Lawton Police Department upgrades shooting simulator
LAWTON, OK (KSWO)-Lawton Police Department tested their decision-making skills Thursday on their newly upgraded shooting simulator.
Its official name is "Multiple Interactive Learning Objectives", and it has been in use for about seven years, but is now equipped with more than one-hundred new scenarios to better train officers for real-life situations.
Lawton Police Department Sergeant Stephanie Crawford said she's been using the shooting simulator since they got the system in 2010.

She believes the system is a training tool that can better prepare all officers before going out in the field. 

"All situations that police officers are facing each day in the job is always different,” said Crawford. “Every situation is different. You don't know what you're going to get into each time."

The simulator allows officers to practice how they would react in a variety of situations that may require them to pull their weapon on a suspect.

The simulated situations range from calls like domestic assault to a murder suspect on the loose or you can even create your own.

In one scenario, a former employee was fired a week ago, from his job and returned to his workplace for his last check but was acting erratically.

Sergeant Crawford had to make the decision to shoot the suspect after he began waving a knife and coming towards her.

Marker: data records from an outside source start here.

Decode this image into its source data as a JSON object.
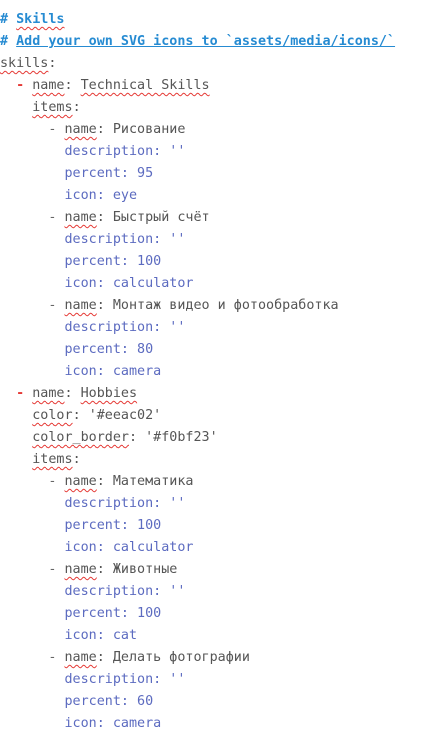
{
  "lines": [
    {
      "indent": "",
      "comment_hash": "#",
      "comment": "Skills"
    },
    {
      "indent": "",
      "comment_hash": "#",
      "comment": "Add your own SVG icons to `assets/media/icons/`"
    },
    {
      "indent": "",
      "key": "skills",
      "sep": ":"
    },
    {
      "indent": "  ",
      "dash": "-",
      "key": "name",
      "sep": ": ",
      "value": "Technical Skills"
    },
    {
      "indent": "    ",
      "key": "items",
      "sep": ":"
    },
    {
      "indent": "      ",
      "dash": "-",
      "key": "name",
      "sep": ": ",
      "value": "Рисование"
    },
    {
      "indent": "        ",
      "prop": "description: ''"
    },
    {
      "indent": "        ",
      "prop": "percent: 95"
    },
    {
      "indent": "        ",
      "prop": "icon: eye"
    },
    {
      "indent": "      ",
      "dash": "-",
      "key": "name",
      "sep": ": ",
      "value": "Быстрый счёт"
    },
    {
      "indent": "        ",
      "prop": "description: ''"
    },
    {
      "indent": "        ",
      "prop": "percent: 100"
    },
    {
      "indent": "        ",
      "prop": "icon: calculator"
    },
    {
      "indent": "      ",
      "dash": "-",
      "key": "name",
      "sep": ": ",
      "value": "Монтаж видео и фотообработка"
    },
    {
      "indent": "        ",
      "prop": "description: ''"
    },
    {
      "indent": "        ",
      "prop": "percent: 80"
    },
    {
      "indent": "        ",
      "prop": "icon: camera"
    },
    {
      "indent": "  ",
      "dash": "-",
      "key": "name",
      "sep": ": ",
      "value": "Hobbies"
    },
    {
      "indent": "    ",
      "key": "color",
      "sep": ": ",
      "value": "'#eeac02'"
    },
    {
      "indent": "    ",
      "key": "color_border",
      "sep": ": ",
      "value": "'#f0bf23'"
    },
    {
      "indent": "    ",
      "key": "items",
      "sep": ":"
    },
    {
      "indent": "      ",
      "dash": "-",
      "key": "name",
      "sep": ": ",
      "value": "Математика"
    },
    {
      "indent": "        ",
      "prop": "description: ''"
    },
    {
      "indent": "        ",
      "prop": "percent: 100"
    },
    {
      "indent": "        ",
      "prop": "icon: calculator"
    },
    {
      "indent": "      ",
      "dash": "-",
      "key": "name",
      "sep": ": ",
      "value": "Животные"
    },
    {
      "indent": "        ",
      "prop": "description: ''"
    },
    {
      "indent": "        ",
      "prop": "percent: 100"
    },
    {
      "indent": "        ",
      "prop": "icon: cat"
    },
    {
      "indent": "      ",
      "dash": "-",
      "key": "name",
      "sep": ": ",
      "value": "Делать фотографии"
    },
    {
      "indent": "        ",
      "prop": "description: ''"
    },
    {
      "indent": "        ",
      "prop": "percent: 60"
    },
    {
      "indent": "        ",
      "prop": "icon: camera"
    }
  ]
}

"In real life, the decision we have to make are split second decisions,” said Crawford. “This is very realistic to that. You don't know what's going to come next. Is the person going to comply and follow commands or does the person have a weapon."

Lawton Police Department Sergeant Timothy Jenkins agreed with Crawford that with these upgrades it better quips officers with what they will see in the real world.
"So, if were able to come in and be presented with things you see on the street on a daily basis than were able to get different tools in our toolbox when we do see these scenarios,” said Jenkins.

Sergeant Crawford said the simulator helped her be more alert in real life and better interpret both body language and what a suspect is saying before acting.

She said the simulator is something she couldn't do her job without.

"Some of those can be very nonlethal and some of the situations can be lethal,” said Crawford. “It's very important for us to be trained and prepared for those situations so the outcome is appropriate for the suspect and the officer."